Mantova - cultura e spettacoli
Cinque ebrei e un ariano in divisa da SS si ritrovano nel magazzino di un lager
“Processo a Dio”
la bella prova della Campogalliani
piace e commuove
torna alle scene
ed è bravissima
nel trovare i toni giusti
Da principio un capitano delle SS chiude in un magazzino di Majdanek (lager poco distante da Lublino, in Polonia orientale) un ebreo bendato; in realtà si tratta di uno scambio di divise, e forse di ruoli. Corre l’estate del ’44, e l’Armata rossa ha liberato i prigionieri, e catturato le guardie.
A ripristinare le identità nello spazio del magazzino dietro il crematorio, è un’ex attrice tedesca, Elga Firsch, che ha convocato sul posto due anziani della sinagoga. La sua intenzione è di montare un “processo a Dio”. In vero si dovrebbe dire a Jahvè, per l’illusione ebraica d’essere “il popolo eletto”, e pertanto deciso a porsi la domanda dove fosse Dio nel lager di sterminio. Di qui i cinque capi d’imputazione che Elga propone al dibattito, con tanto di prove raccolte negli uffici del campo. In realtà il sillogismo che ha in mente Stefano Massini, l’autore del dramma, è un sofisma, un ragionamento capzioso, per niente concludente. Così che per sciogliere il processo ricorre a un colpo di teatro.
Di là della soluzione adottata, la pièce risulta interessante per la tensione che la regia di Mario Zolin, che interpreta anche il rabbino, e ha ideato la scenografia, sa imprimere a quella singolare assemblea di cinque ebrei e un ariano rivestito della divisa. Nella seconda parte, coinvolge per la rabbrividente esposizione delle prove raccolte che costituiscono una summa degli orrori del lager. In tale veste assurge a protagonista assoluta Elga, che segna il ritorno alle scene di Roberta Vesentini. L’attrice sa ricreare con pathos irridente il momento della sua fucilazione. Era scampata alla morte solo per l’arma che inceppatasi non aveva fatto fuoco. Di seguito può mostrare le prove con cui migliaia di ebrei furono trucidati, e torturati dai medici che in infermeria sperimentavano i gradi del dolore su corpi di ragazzi.

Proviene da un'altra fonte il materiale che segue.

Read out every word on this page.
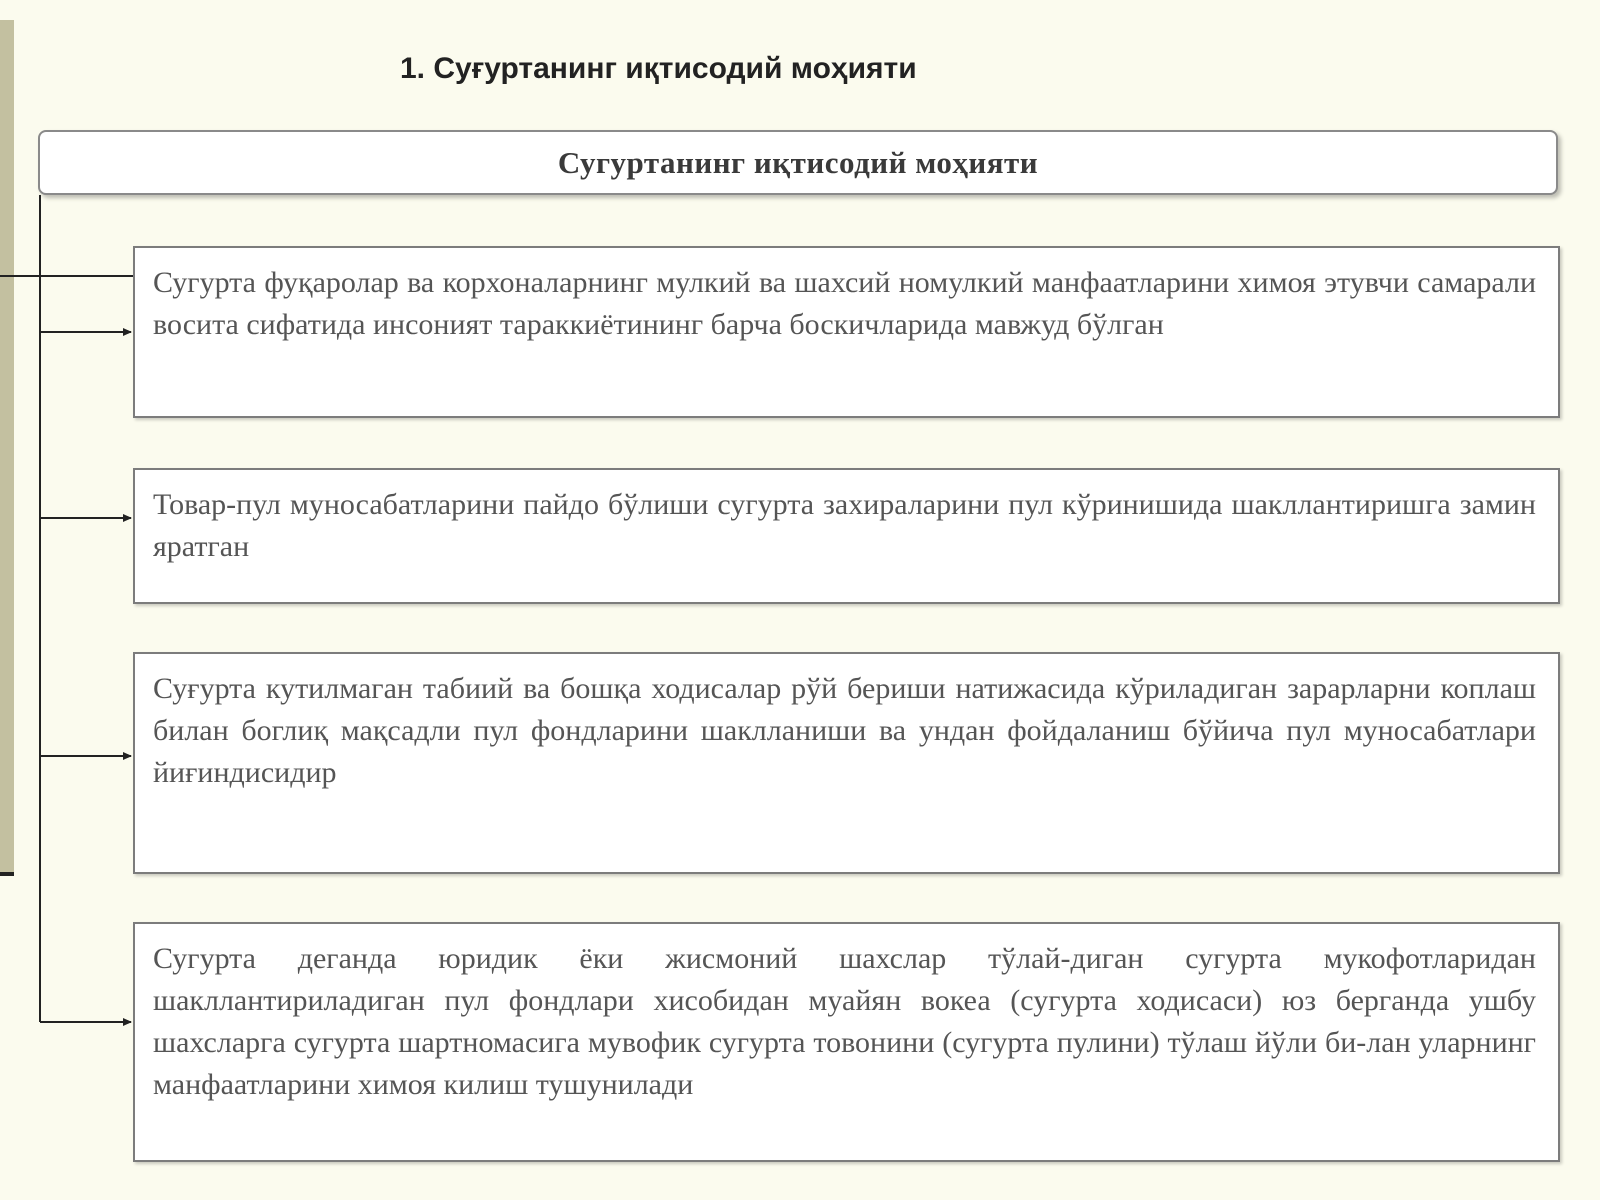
1. Суғуртанинг иқтисодий моҳияти
Сугуртанинг иқтисодий моҳияти

Сугурта фуқаролар ва корхоналарнинг мулкий ва шахсий номулкий манфаатларини химоя этувчи самарали восита сифатида инсоният тараккиётининг барча боскичларида мавжуд бўлган

Товар-пул муносабатларини пайдо бўлиши сугурта захираларини пул кўринишида шакллантиришга замин яратган

Суғурта кутилмаган табиий ва бошқа ходисалар рўй бериши натижасида кўриладиган зарарларни коплаш билан боглиқ мақсадли пул фондларини шаклланиши ва ундан фойдаланиш бўйича пул муносабатлари йиғиндисидир

Сугурта деганда юридик ёки жисмоний шахслар тўлай-диган сугурта мукофотларидан шакллантириладиган пул фондлари хисобидан муайян вокеа (сугурта ходисаси) юз берганда ушбу шахсларга сугурта шартномасига мувофик сугурта товонини (сугурта пулини) тўлаш йўли би-лан уларнинг манфаатларини химоя килиш тушунилади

La Vesentini è bravissima nel trovare i toni esatti per rievocare quelle scene, e adeguarvi le espressioni del viso nei modi d’un grottesco che disegna con dignità, pur tra folate d’angoscia per l’oltraggio patito dagli ebrei era, di un’enormità disumana. Non solo Roberta, tutto il gruppo di scena sa reggere la prova con bella misura, lo stesso Zolin e Di Mauro nel ruolo del figlio, Rodelli e Marra, i due anziani, e Romualdi, in quella del nazista, sanno ricreare un mondo che una massa di folli vorrebbe rinnovare oggi. Lo spettacolo abbassa le luci di Codognola nei momenti in cui la memoria richiede una concentrazione particolare, e la selezione musicale di Martinelli si fa più dolente nel sentire recitare le ultime proposizioni. Commozione ed applausi.